Alec Soth’s photographs have been featured in one-person exhibitions at the Jeu de Paume, Paris, and Fotomuseum Winterthur, Switzerland, among others. In addition to exhibiting his work, Soth publishes books of his photographic series, including Sleeping by the Mississippi, NIAGARA, The Last Days of W, and Broken Manual through his publishing company Little Brown Mushroom. He is a member of Magnum Photos and has received numerous awards, including a Guggenheim Fellowship in 2013. Lecture Hall.

Friday, September 26 ·  7–8 pm
Somewhere to Disappear
Somewhere to Disappear is a film that chronicles photographer Alec Soth as he traveled nearly 20,000 miles across the United States for his project, Broken Manual. Developed over a period of several years, Broken Manual features images of individuals who have chosen to establish a life alone and live “off the grid.” 2010, France. 57 minutes. Tickets are available at the door 30 minutes before screen time.

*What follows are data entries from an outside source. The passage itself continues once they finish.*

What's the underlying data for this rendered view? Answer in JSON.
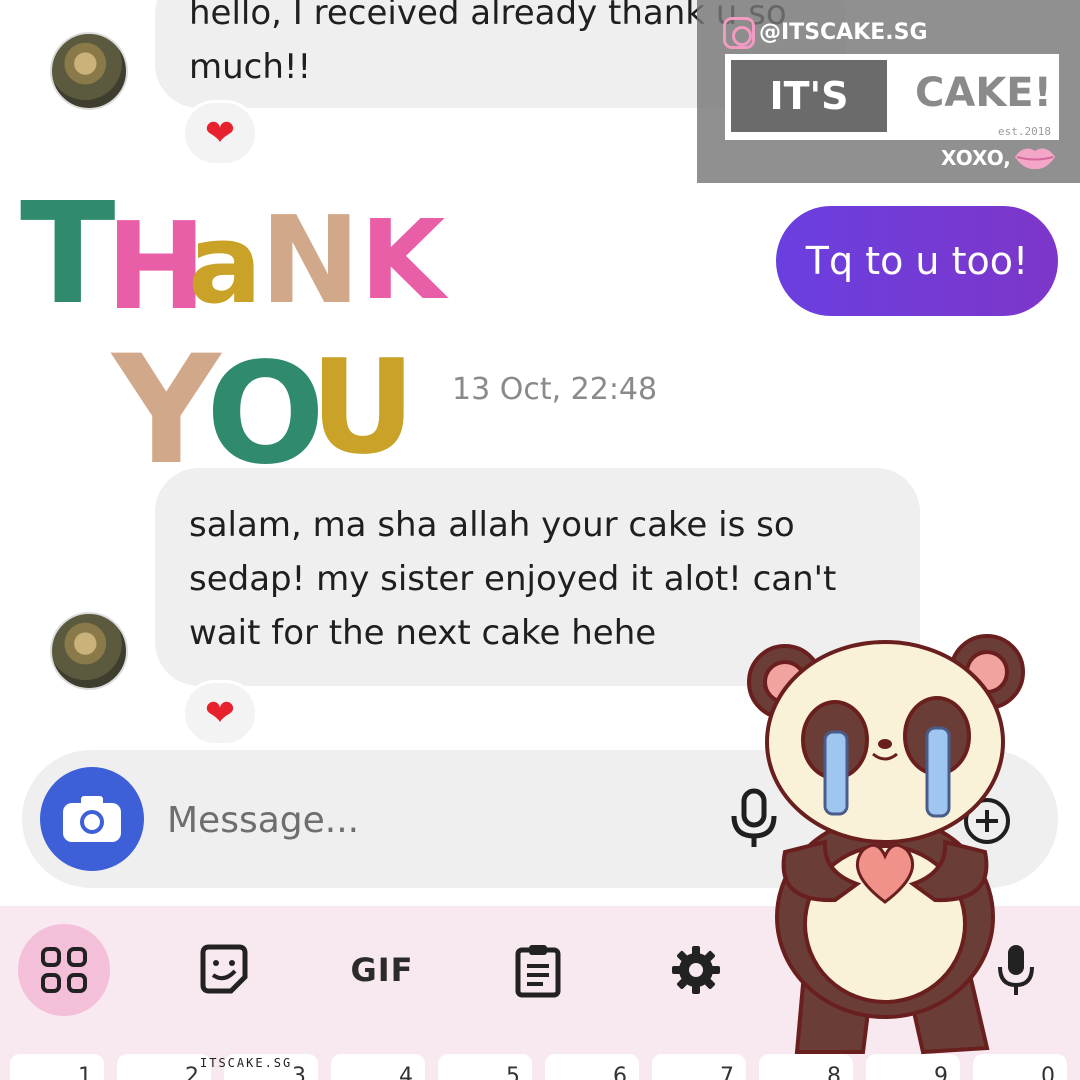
{
  "messages": {
    "previous": {
      "lines": [
        "hello, I received already thank u so",
        "much!!"
      ],
      "reaction": "❤"
    },
    "sent": {
      "text": "Tq to u too!"
    },
    "timestamp": "13 Oct, 22:48",
    "received": {
      "lines": [
        "salam, ma sha allah your cake is so",
        "sedap! my sister enjoyed it alot! can't",
        "wait for the next cake hehe"
      ],
      "reaction": "❤"
    }
  },
  "sticker_thank_you": {
    "line1": [
      "T",
      "H",
      "a",
      "N",
      "K"
    ],
    "line2": [
      "Y",
      "O",
      "U"
    ],
    "colors": [
      "#2f8a6e",
      "#e85fa8",
      "#c9a227",
      "#d1a88a"
    ]
  },
  "brand": {
    "handle": "@ITSCAKE.SG",
    "its": "IT'S",
    "cake": "CAKE!",
    "est": "est.2018",
    "signoff": "XOXO,"
  },
  "composer": {
    "placeholder": "Message...",
    "camera_icon": "camera-icon",
    "mic_icon": "microphone-icon",
    "add_icon": "plus-circle-icon"
  },
  "keyboard": {
    "tools": [
      "apps-grid-icon",
      "sticker-icon",
      "GIF",
      "clipboard-icon",
      "gear-icon",
      "microphone-icon"
    ],
    "gif_label": "GIF",
    "number_keys": [
      "1",
      "2",
      "3",
      "4",
      "5",
      "6",
      "7",
      "8",
      "9",
      "0"
    ]
  },
  "watermark": "ITSCAKE.SG",
  "colors": {
    "sent_bubble": "#6a3fe0",
    "camera_button": "#3d5fd8",
    "keyboard_bg": "#f8e8ef",
    "reaction": "#e8212e"
  }
}
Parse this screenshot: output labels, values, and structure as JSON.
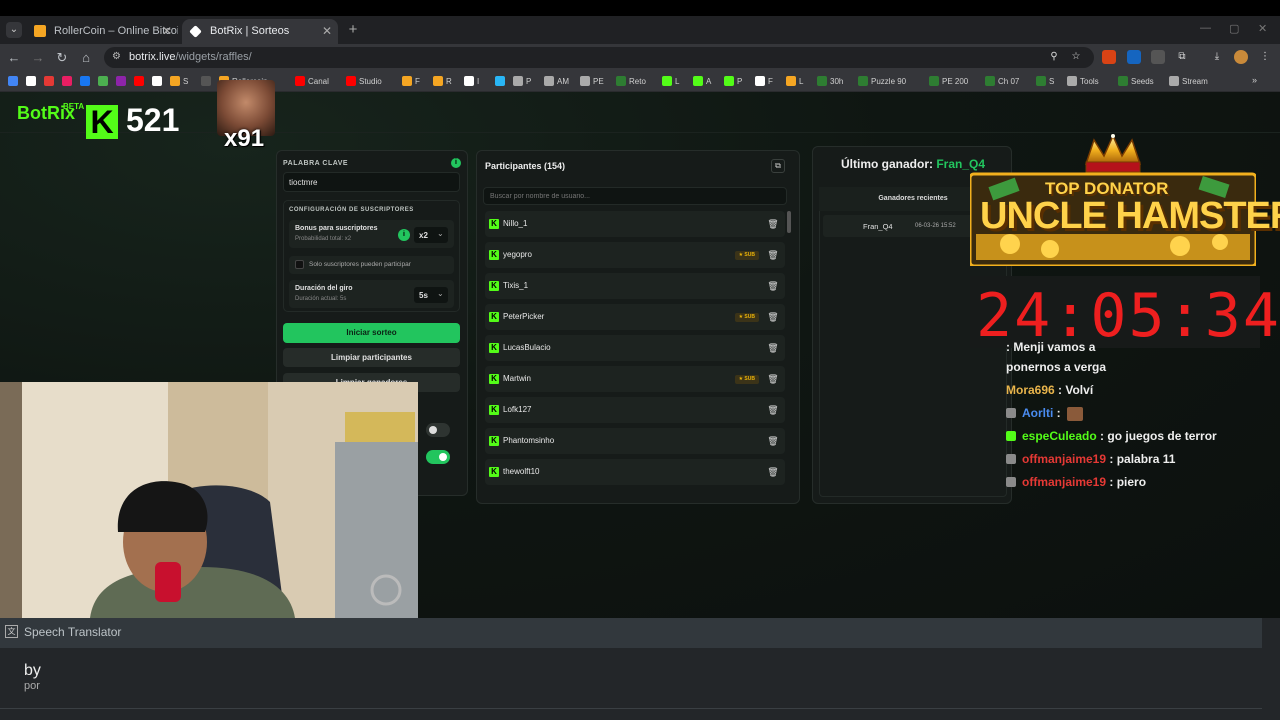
{
  "browser": {
    "tabs": [
      {
        "title": "RollerCoin – Online Bitcoin Mi",
        "active": false,
        "favicon_color": "#f5a623"
      },
      {
        "title": "BotRix | Sorteos",
        "active": true,
        "favicon_color": "#ffffff"
      }
    ],
    "new_tab": "+",
    "url_domain": "botrix.live",
    "url_path": "/widgets/raffles/",
    "bookmarks": [
      {
        "label": "",
        "color": "#4285f4"
      },
      {
        "label": "",
        "color": "#ffffff"
      },
      {
        "label": "",
        "color": "#e53935"
      },
      {
        "label": "",
        "color": "#e91e63"
      },
      {
        "label": "",
        "color": "#1877f2"
      },
      {
        "label": "",
        "color": "#4caf50"
      },
      {
        "label": "",
        "color": "#8e24aa"
      },
      {
        "label": "",
        "color": "#ff0000"
      },
      {
        "label": "",
        "color": "#ffffff"
      },
      {
        "label": "S",
        "color": "#f5a623"
      },
      {
        "label": "",
        "color": "#555555"
      },
      {
        "label": "Rollercoin",
        "color": "#f5a623"
      },
      {
        "label": "Canal",
        "color": "#ff0000"
      },
      {
        "label": "Studio",
        "color": "#ff0000"
      },
      {
        "label": "F",
        "color": "#f5a623"
      },
      {
        "label": "R",
        "color": "#f5a623"
      },
      {
        "label": "I",
        "color": "#ffffff"
      },
      {
        "label": "",
        "color": "#29b6f6"
      },
      {
        "label": "P",
        "color": "#aaaaaa"
      },
      {
        "label": "AM",
        "color": "#aaaaaa"
      },
      {
        "label": "PE",
        "color": "#aaaaaa"
      },
      {
        "label": "Reto",
        "color": "#2e7d32"
      },
      {
        "label": "L",
        "color": "#53fc18"
      },
      {
        "label": "A",
        "color": "#53fc18"
      },
      {
        "label": "P",
        "color": "#53fc18"
      },
      {
        "label": "F",
        "color": "#ffffff"
      },
      {
        "label": "L",
        "color": "#f5a623"
      },
      {
        "label": "30h",
        "color": "#2e7d32"
      },
      {
        "label": "Puzzle 90",
        "color": "#2e7d32"
      },
      {
        "label": "PE 200",
        "color": "#2e7d32"
      },
      {
        "label": "Ch 07",
        "color": "#2e7d32"
      },
      {
        "label": "S",
        "color": "#2e7d32"
      },
      {
        "label": "Tools",
        "color": "#aaaaaa"
      },
      {
        "label": "Seeds",
        "color": "#2e7d32"
      },
      {
        "label": "Stream",
        "color": "#aaaaaa"
      }
    ]
  },
  "overlay": {
    "brand": "BotRix",
    "beta": "BETA",
    "kick_letter": "K",
    "viewer_count": "521",
    "emote_multiplier": "x91"
  },
  "raffle": {
    "keyword_label": "PALABRA CLAVE",
    "keyword_value": "tioctmre",
    "sub_config_label": "CONFIGURACIÓN DE SUSCRIPTORES",
    "sub_bonus_label": "Bonus para suscriptores",
    "sub_bonus_prob": "Probabilidad total: x2",
    "sub_bonus_value": "x2",
    "subs_only_label": "Solo suscriptores pueden participar",
    "spin_label": "Duración del giro",
    "spin_current": "Duración actual: 5s",
    "spin_value": "5s",
    "start_button": "Iniciar sorteo",
    "clear_participants": "Limpiar participantes",
    "clear_winners": "Limpiar ganadores"
  },
  "participants": {
    "title": "Participantes (154)",
    "search_placeholder": "Buscar por nombre de usuario...",
    "sub_badge": "★ SUB",
    "rows": [
      {
        "name": "Nillo_1",
        "sub": false
      },
      {
        "name": "yegopro",
        "sub": true
      },
      {
        "name": "Tixis_1",
        "sub": false
      },
      {
        "name": "PeterPicker",
        "sub": true
      },
      {
        "name": "LucasBulacio",
        "sub": false
      },
      {
        "name": "Martwin",
        "sub": true
      },
      {
        "name": "Lofk127",
        "sub": false
      },
      {
        "name": "Phantomsinho",
        "sub": false
      },
      {
        "name": "thewolft10",
        "sub": false
      }
    ]
  },
  "winners": {
    "last_winner_label": "Último ganador:",
    "last_winner_name": "Fran_Q4",
    "recent_label": "Ganadores recientes",
    "recent": [
      {
        "name": "Fran_Q4",
        "date": "06-03-26 15:52"
      }
    ]
  },
  "stream_overlay": {
    "donator_line1": "TOP DONATOR",
    "donator_line2": "UNCLE HAMSTER",
    "timer": "24:05:34",
    "chat": [
      {
        "user": "",
        "text": ": Menji vamos a",
        "color": "#e53935"
      },
      {
        "user": "",
        "text": "ponernos a verga",
        "color": "#ffffff"
      },
      {
        "user": "Mora696",
        "text": " : Volví",
        "color": "#e8b44b"
      },
      {
        "user": "Aorlti",
        "text": " :",
        "color": "#4a8cf0"
      },
      {
        "user": "espeCuleado",
        "text": " : go juegos de terror",
        "color": "#53fc18"
      },
      {
        "user": "offmanjaime19",
        "text": " : palabra 11",
        "color": "#e53935"
      },
      {
        "user": "offmanjaime19",
        "text": " : piero",
        "color": "#e53935"
      }
    ]
  },
  "translator": {
    "title": "Speech Translator",
    "text": "by",
    "translation": "por"
  }
}
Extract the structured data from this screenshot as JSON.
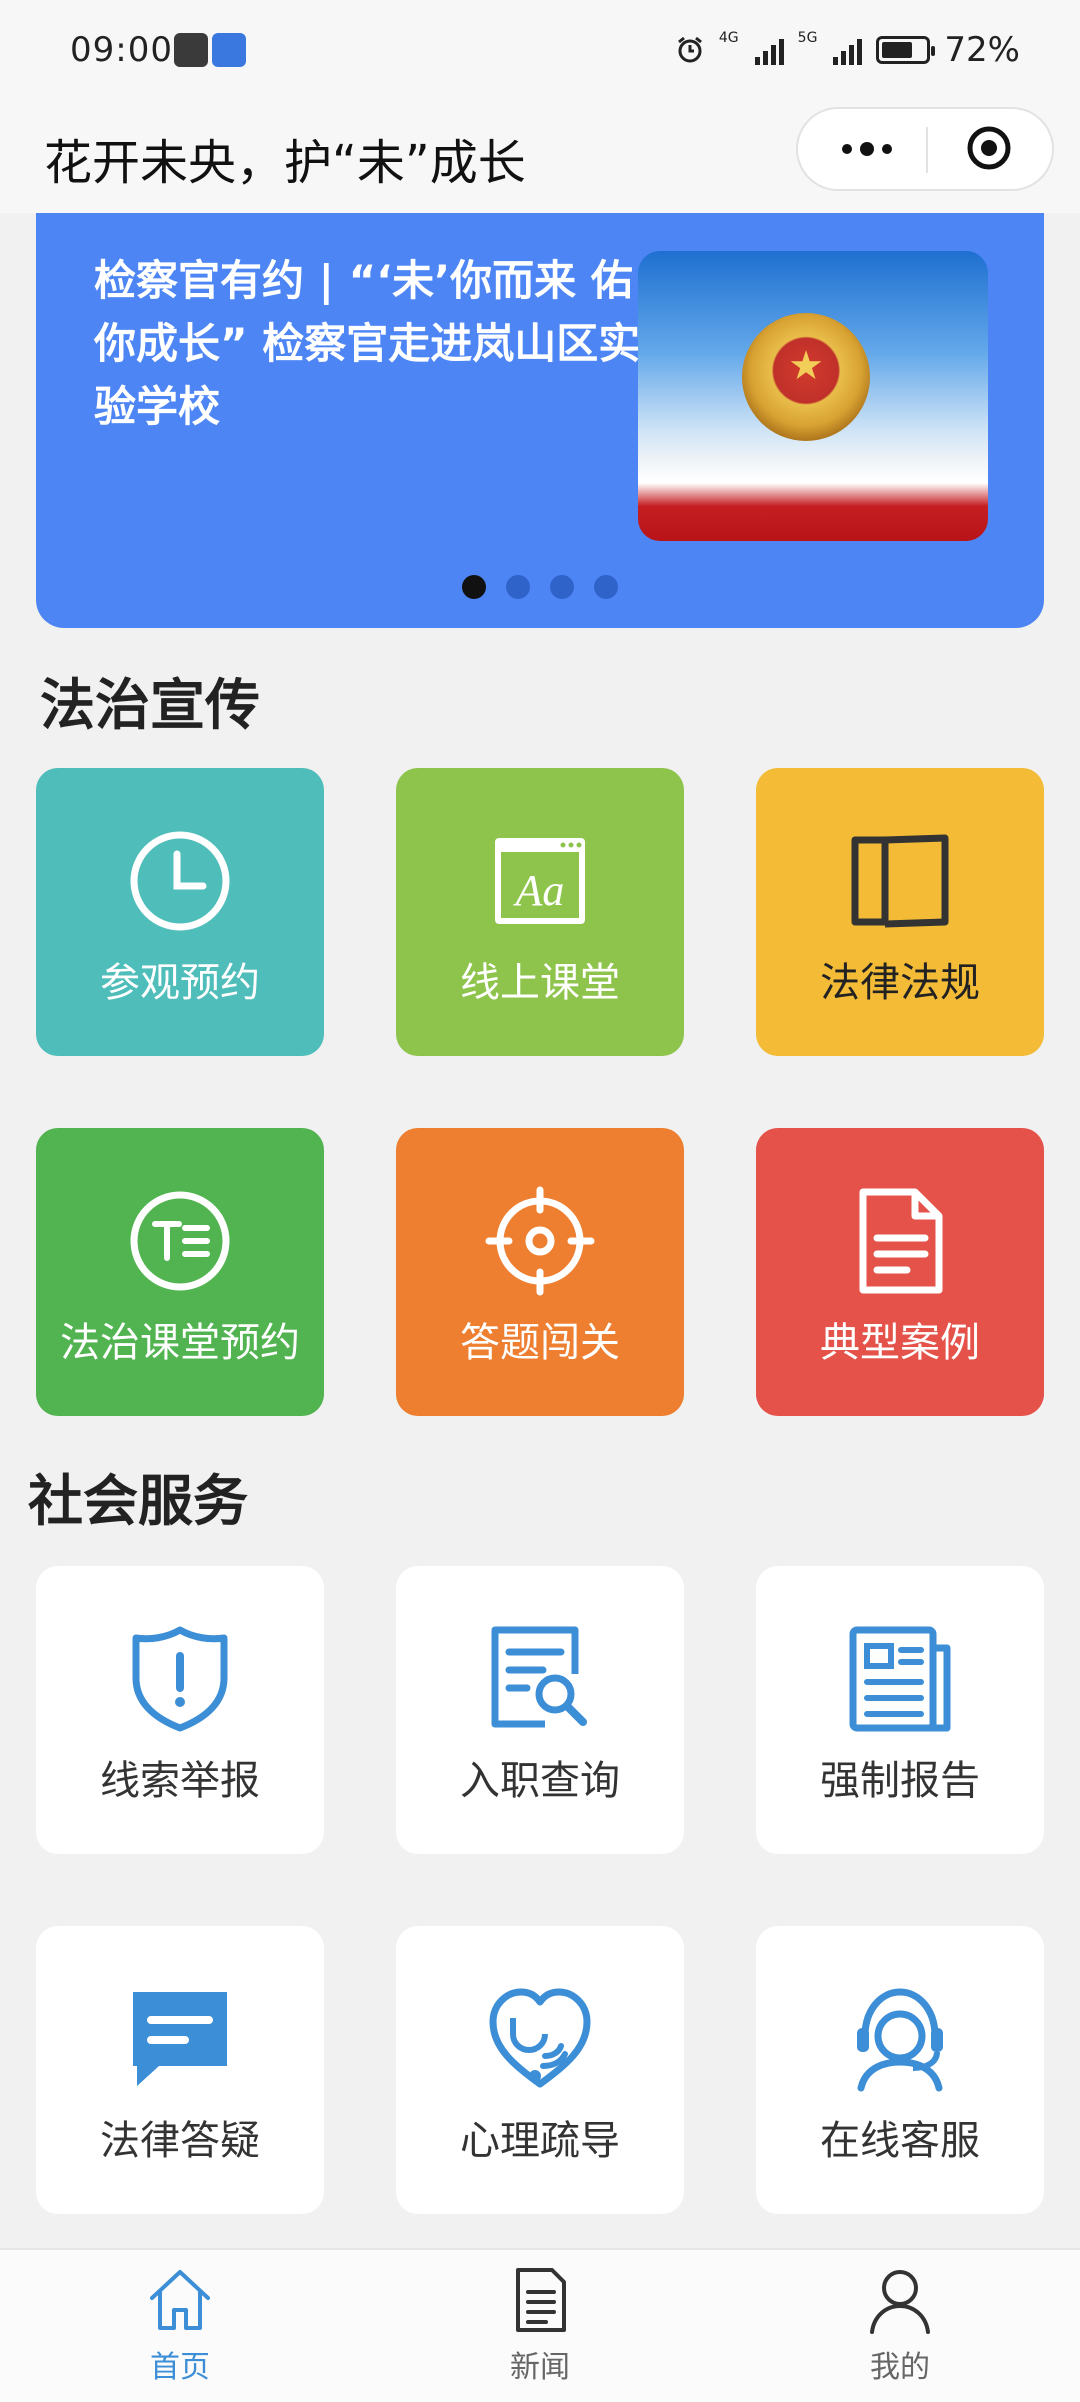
{
  "status_bar": {
    "time": "09:00",
    "signal_labels": [
      "4G",
      "5G"
    ],
    "battery_percent": "72%",
    "battery_level": 0.72
  },
  "titlebar": {
    "title": "花开未央，护“未”成长"
  },
  "banner": {
    "headline": "检察官有约 | “‘未’你而来 佑你成长” 检察官走进岚山区实验学校",
    "page_count": 4,
    "active_page": 0
  },
  "sections": {
    "legal_promotion": {
      "title": "法治宣传",
      "items": [
        {
          "label": "参观预约",
          "icon": "clock-icon",
          "color": "#4fbdb9"
        },
        {
          "label": "线上课堂",
          "icon": "font-window-icon",
          "color": "#8ec44c"
        },
        {
          "label": "法律法规",
          "icon": "open-book-icon",
          "color": "#f3bb36"
        },
        {
          "label": "法治课堂预约",
          "icon": "text-circle-icon",
          "color": "#52b451"
        },
        {
          "label": "答题闯关",
          "icon": "crosshair-icon",
          "color": "#ee7f31"
        },
        {
          "label": "典型案例",
          "icon": "document-icon",
          "color": "#e45249"
        }
      ]
    },
    "social_service": {
      "title": "社会服务",
      "items": [
        {
          "label": "线索举报",
          "icon": "shield-alert-icon"
        },
        {
          "label": "入职查询",
          "icon": "document-search-icon"
        },
        {
          "label": "强制报告",
          "icon": "newspaper-icon"
        },
        {
          "label": "法律答疑",
          "icon": "chat-bubble-icon"
        },
        {
          "label": "心理疏导",
          "icon": "heart-stethoscope-icon"
        },
        {
          "label": "在线客服",
          "icon": "headset-agent-icon"
        }
      ]
    }
  },
  "bottom_nav": {
    "items": [
      {
        "label": "首页",
        "icon": "home-icon",
        "active": true
      },
      {
        "label": "新闻",
        "icon": "news-icon",
        "active": false
      },
      {
        "label": "我的",
        "icon": "user-icon",
        "active": false
      }
    ]
  },
  "colors": {
    "accent_blue": "#3c8ed6",
    "banner_blue": "#4d86f4"
  }
}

Somewhere to Disappear is co-sponsored by MMoCA and PhotoMidwest. Visit photomidwest.org for more information or to purchase tickets for this and other programs organized for PhotoMidwest, including the September 27 screening at MMoCA of In No Great Hurry: 13 Lessons in Life with Saul Leiter. 

Friday, October 10 ·  6:30– 7 pm
A Little Brown Mushroom Odyssey
Writer and frequent Alec Soth collaborator Brad Zellar talks about the experience of working and traveling with Soth. Soth and Zellar have worked together on such book projects as Conductors of the Moving World, House of Coates, and the seven-part LBM Dispatch, which documents the duo’s travels around the United States.

Along with Alec Soth, Brad Zellar is the Fall 2014 Interdisciplinary Artist in Residence at the UW-Madison Arts Institute, where they are co-teaching the course “Truth, Lies, Memory, and Imagination: The Photograph as Story.” Zellar is an author and journalist whose book, Suburban World: The Norling Photos, served in part as inspiration for the Coen brothers’ film, A Serious Man. Among other awards he has received, his book, Conductors of the Moving World, was featured in TIMELightbox “Best of 2011: The Photobooks We Loved.” Zellar also writes for his blog, Your Man for Fun in Rapidan., found at yourmanforfuninrapidan.blogspot.com. Main galleries.